Following the publication of the latest annuity market data by the ABI last week, Hargreaves Lansdown has once again conducted a thorough analysis of the rates quoted. This has shown that the gap between the best and worst rates has widened, from 31.3 percent in December 2013 up to 34.93 percent in July.
On a typical annuity purchase value of £21,000, over a 20 year retirement this equates to £7,162 of lost income. We also looked at the distribution of the rates, to see how many companies are offering terms which are, if not the best, at least somewhere close to the best rates of the market. This is a good indication of how competitive the market is. Taking a cut-off point of 10 percent below the best rates on the market, it turns out that on average more than half of companies are offering rates below this ‘good value’ threshold, whilst on average only around one third are bothering to offer their customers something vaguely close to competitive terms.

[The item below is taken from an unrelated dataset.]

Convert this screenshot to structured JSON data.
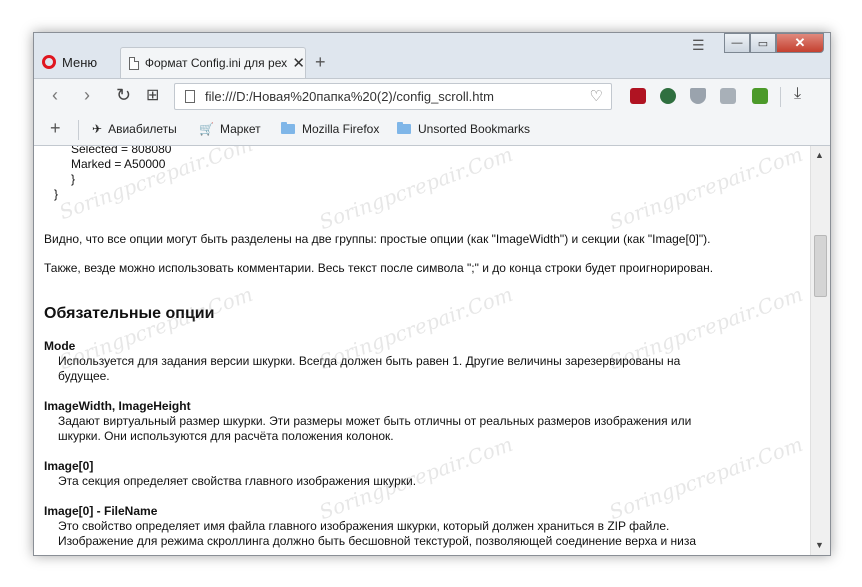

Some companies are failing to supply data to the ABI Window at all: Fidelity, NFU Mutual and Wesleyan simply claim to offer a panel, without disclosing how competitive their panel terms are. Others state that they are passing their customers to another insurance company; again they don’t reveal what terms those customers actually receive. Tom McPhail, Head of Pensions Research, Hargreaves Lansdown: “It is painfully obvious that some companies are making no effort to offer their customers decent value. For investors who do shop around, competitive rates are available; unfortunately we also know that in spite of the recent budget reforms, investors are still being rolled over into their existing provider’s annuity. What’s more many pension providers are failing to offer investors a low cost alternative to annuities, such as a drawdown plan.”